A walk way leading to Kodaiji Temple 高台寺. Built in year 1606 in memory of Toyotomi Hideyoshi by Hideyoshi wife’s Nene. If you are a Sengoku history buff then I do recommend you to visit this beautiful temple.
Can’t exactly remember why – but the large kanji character for “Dream” is printed on these Ema.
Entrance to Kodaiji temple grounds. Went into the temple to found it has a beautiful zen stone/rock garden and a bamboo grove walkway. Unfortunately the photos I took inside the temple grounds were corrupted. So sad ;-;
Heading off to Maruyama-koen.
A street performer playing the flute with a sleeping dog in Maruyama-koen.
Enjoying some greenery scene in the park.
Walked towards Chion-in Temple 知恩院 from Maruyama-koen. Honestly I didn’t stay here for long since the temple was undergoing some renovation.
At the center of Chion-in there is a large stairway and stone paths connecting the temple’s main buildings.
Some random shots around Chion-in temple.
From Chion-in temple I continue on foot to Shoren-in temple. This temple has a beautiful tea garden and the place doesn’t look like a temple – feels more like a villa actually.
I have been walking for the whole day and it feels good to just sit down while enjoying the view here ^^;
Exploring the main halls of Shoren-in temple.
After visiting Shoren-in temple, I decided to head off to Nishi Market by getting a train at Higashiyama Station and to KyotoShiyakushomae station.
Also found out that the Kyoto subway system have their own anime mascots too: Moe Uzumasa (brown hair), Saki Matsuga (blonde hair) and Misa Ono (black hair/glasses). Cute.
Getting off at KyotoShiyakushomae station and saw Honnoji temple located at the south exit of the station. *Honnoji was known for being the place where samurai warlord Oda Nobunaga ended his life.
Heading to Nishiki market via Teramachi dori and Shin Kyogoku shotengai. Both streets run parallel together from north to south and there are lots of shops here to explore.
安全第一 = “Safety First”
Some of the T-shirts have….interesting kanji on them ><
Nishiki Tenman-gū Shrine, a small shrine right in the middle of Nishiki market.
Entrance leading to Nishiki Market – Kyoto’s largest traditional food market. Here you can find tsukemono (Japanese dried food/pickles), vegetables, wagashi (Japanese sweets/snack foods), tea and fresh seafood too.
It was evening when I was visiting Nishi market and the market is still packed with lots of people ><
A variety of tsukemono (Japanese pickles). Tsuke means “soaked” and mono means “things” – different tsukemono are served with different kinds of dishes.

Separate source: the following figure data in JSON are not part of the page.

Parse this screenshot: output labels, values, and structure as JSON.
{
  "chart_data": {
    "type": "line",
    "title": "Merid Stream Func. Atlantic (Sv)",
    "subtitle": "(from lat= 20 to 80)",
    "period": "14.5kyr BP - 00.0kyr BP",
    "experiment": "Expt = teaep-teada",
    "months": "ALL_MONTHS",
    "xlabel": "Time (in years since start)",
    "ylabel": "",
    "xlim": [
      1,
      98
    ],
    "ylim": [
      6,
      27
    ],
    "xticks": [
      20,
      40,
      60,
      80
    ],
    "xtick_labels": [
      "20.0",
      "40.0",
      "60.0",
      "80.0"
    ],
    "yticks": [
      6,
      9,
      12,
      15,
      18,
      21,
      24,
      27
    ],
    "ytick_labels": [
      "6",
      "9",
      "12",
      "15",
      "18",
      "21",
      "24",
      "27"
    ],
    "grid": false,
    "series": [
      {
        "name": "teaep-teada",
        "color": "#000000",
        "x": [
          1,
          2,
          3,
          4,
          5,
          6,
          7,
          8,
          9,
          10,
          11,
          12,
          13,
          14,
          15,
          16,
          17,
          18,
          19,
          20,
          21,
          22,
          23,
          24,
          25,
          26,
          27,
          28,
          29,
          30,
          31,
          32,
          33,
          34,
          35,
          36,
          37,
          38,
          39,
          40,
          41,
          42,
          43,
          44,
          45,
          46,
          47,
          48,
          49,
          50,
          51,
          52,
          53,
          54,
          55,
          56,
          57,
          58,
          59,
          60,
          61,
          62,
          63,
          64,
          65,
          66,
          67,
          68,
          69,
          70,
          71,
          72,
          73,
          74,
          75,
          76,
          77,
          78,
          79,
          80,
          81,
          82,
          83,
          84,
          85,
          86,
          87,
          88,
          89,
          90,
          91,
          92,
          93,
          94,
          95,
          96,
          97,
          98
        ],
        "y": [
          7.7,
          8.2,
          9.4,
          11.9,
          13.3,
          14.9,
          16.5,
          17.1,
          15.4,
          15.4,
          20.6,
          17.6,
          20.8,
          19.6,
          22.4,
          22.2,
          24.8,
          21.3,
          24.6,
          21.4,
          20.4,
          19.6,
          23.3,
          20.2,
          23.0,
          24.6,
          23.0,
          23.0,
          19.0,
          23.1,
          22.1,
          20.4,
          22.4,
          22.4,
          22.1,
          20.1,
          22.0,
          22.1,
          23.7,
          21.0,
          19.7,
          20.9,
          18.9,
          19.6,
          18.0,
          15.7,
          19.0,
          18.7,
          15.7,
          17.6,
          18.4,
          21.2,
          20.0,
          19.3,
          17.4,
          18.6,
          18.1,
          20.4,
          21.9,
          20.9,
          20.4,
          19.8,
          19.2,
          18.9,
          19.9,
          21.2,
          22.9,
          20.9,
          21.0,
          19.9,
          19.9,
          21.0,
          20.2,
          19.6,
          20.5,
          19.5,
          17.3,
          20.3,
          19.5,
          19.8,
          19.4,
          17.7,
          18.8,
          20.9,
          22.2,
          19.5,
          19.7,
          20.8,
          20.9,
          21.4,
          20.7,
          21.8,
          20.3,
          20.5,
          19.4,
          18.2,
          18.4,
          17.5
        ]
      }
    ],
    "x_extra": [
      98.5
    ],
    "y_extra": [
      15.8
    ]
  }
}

For example, shibazuke (chopped cucumbers and eggplant) goes with plain rice, beni shoga goes with tonkotsu ramen, okonomiyaki, yakisoba, gari (thinly sliced ginger) goes with sashimi,sushi, fried rice etc etc etc…
There are also all kinds of yakitori you can buy at Nishiki market too.
Apparently, they also served Eel’s liver as yakitori. That’s…interesting.
Exploring the streets around Daimaru department store.
Was starving and got myself a Hakata-style Tonkotsu ramen (thick, white broth made with boiling pork bones and served with thinner noodles). 800 yen. Nom nom nom.
Heading back to Kyoto station (as my place of accommodation was near the station). Beautiful sunset here.
That pretty sums up my one day trip in Kyoto. I was planning to visit Fushimi-Inari Taisha Shrine after Nishiki market (from Nishiki market, take the Keihan Line to Fushimi-Inari Station), but I had a meeting with friends later that night so I decided to head back early and visit Fushimi-Inari on the other day.